Our third course of anticipated rejection is a new tune for “Blest are the Innocents” by Sylvia Dunstan. This text is about the Slaughter of the Innocents, when Herod killed every male under two in the hopes of killing Jesus, the prophesied King. So it’s no upbeat ditty, to be sure.
According to an article in Reformed Worship, Dunstan wrote the text with the 10.10.10.10 tune SLANE (“Be Thou My Vision”) in mind. The editors of Reformed Worship, who are also the editors of Faith Alive’s new hymnal, feel that SLANE’s positive associations will be in tension with the grim subject matter of the text. In the RW article they suggested using SLANE in a minor key arrangement.

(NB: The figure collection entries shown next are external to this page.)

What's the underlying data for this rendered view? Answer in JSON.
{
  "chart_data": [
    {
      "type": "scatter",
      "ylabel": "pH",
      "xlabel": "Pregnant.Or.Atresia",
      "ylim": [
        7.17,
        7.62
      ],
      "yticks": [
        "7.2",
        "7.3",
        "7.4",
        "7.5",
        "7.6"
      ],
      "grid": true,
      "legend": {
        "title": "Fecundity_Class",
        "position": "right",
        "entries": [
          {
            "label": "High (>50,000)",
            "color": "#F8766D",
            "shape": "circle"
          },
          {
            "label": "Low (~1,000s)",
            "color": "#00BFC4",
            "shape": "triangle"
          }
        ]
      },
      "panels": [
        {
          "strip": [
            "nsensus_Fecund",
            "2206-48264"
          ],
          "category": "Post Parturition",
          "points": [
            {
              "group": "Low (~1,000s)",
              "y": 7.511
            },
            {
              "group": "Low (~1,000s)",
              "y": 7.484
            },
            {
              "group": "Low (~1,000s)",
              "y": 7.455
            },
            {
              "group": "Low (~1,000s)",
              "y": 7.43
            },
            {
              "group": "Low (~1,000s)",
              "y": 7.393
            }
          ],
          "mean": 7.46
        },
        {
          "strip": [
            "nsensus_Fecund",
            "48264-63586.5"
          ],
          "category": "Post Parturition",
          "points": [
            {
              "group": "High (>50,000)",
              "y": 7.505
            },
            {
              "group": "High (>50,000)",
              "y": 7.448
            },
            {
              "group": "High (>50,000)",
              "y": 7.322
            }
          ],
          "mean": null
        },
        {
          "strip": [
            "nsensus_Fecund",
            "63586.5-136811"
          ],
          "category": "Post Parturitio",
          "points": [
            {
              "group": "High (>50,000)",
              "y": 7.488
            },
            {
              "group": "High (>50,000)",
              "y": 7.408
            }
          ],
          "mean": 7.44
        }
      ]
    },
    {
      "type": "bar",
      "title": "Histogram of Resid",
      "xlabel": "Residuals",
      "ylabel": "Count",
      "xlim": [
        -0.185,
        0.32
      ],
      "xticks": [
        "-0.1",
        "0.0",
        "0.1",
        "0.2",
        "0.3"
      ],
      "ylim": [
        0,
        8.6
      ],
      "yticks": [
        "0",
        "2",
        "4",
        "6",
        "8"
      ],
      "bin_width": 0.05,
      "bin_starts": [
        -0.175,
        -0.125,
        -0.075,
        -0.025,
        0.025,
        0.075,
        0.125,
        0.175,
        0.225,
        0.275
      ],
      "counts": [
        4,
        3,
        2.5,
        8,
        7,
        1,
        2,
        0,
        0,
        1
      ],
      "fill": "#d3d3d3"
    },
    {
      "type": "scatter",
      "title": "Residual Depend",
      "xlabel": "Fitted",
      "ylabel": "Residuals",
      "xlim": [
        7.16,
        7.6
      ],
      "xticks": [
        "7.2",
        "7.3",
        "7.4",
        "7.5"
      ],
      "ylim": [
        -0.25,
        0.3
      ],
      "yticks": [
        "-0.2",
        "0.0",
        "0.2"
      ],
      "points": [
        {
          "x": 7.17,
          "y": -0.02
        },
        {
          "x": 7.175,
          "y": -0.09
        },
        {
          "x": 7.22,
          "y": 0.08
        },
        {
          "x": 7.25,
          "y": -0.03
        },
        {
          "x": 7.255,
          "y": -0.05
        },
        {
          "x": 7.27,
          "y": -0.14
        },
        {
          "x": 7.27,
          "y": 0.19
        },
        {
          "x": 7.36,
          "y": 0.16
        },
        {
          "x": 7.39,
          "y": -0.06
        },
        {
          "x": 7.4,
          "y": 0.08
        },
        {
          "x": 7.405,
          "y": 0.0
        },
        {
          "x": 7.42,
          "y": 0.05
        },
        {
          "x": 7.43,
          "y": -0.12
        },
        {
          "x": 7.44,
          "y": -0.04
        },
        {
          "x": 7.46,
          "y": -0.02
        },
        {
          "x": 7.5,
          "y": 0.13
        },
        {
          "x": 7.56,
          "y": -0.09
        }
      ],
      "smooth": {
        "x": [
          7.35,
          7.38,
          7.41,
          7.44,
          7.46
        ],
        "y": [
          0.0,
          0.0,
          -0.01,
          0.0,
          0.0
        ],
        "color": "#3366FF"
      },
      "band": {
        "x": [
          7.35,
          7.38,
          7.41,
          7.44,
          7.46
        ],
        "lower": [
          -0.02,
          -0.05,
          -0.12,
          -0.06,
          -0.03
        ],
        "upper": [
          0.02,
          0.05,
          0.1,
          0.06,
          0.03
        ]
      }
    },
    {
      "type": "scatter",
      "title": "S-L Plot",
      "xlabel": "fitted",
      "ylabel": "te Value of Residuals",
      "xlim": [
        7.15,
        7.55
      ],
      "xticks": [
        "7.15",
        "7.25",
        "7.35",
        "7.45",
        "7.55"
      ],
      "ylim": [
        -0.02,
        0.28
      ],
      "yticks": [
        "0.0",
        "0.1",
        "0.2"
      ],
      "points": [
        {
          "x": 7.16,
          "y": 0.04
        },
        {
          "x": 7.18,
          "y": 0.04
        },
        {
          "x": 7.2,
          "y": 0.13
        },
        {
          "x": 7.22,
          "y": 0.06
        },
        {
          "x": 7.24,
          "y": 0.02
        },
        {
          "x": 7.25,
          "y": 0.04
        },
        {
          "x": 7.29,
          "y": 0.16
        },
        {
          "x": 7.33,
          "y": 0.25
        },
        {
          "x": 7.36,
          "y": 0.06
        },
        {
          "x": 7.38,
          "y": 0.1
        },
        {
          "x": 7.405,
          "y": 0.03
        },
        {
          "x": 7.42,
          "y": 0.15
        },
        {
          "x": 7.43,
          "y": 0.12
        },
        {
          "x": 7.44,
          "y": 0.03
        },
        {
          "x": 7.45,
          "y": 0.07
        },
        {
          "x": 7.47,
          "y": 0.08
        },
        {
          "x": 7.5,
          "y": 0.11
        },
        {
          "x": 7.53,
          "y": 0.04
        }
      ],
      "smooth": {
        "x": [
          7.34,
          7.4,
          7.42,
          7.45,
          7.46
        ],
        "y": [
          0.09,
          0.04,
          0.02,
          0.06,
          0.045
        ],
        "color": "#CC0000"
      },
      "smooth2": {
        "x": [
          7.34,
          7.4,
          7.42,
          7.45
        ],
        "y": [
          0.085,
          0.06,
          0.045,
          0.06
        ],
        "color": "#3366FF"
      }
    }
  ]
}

I stayed pretty close to SLANE in my new tune. It’s in C minor, which is the relative minor key to SLANE’s Eb major. It has four phrases in 3/4 time that unfold similarly to SLANE. It’s mostly pentatonic, which is what gives SLANE its folk flavor. The main difference is that I never let my melody peak on the high Eb in the third phrase. This might sound like a small deal, but pentatonic melodies are all about the shape of the line. Letting a melody slowly blossom to the highest note of the scale is a way of really making a melody soar. (Keith Getty, I know what you’re doing.) I decided that for a text of this nature, never quite reaching the melodic goal would convey the brokenness of the subject matter. It’s a subtle touch, but I think it works.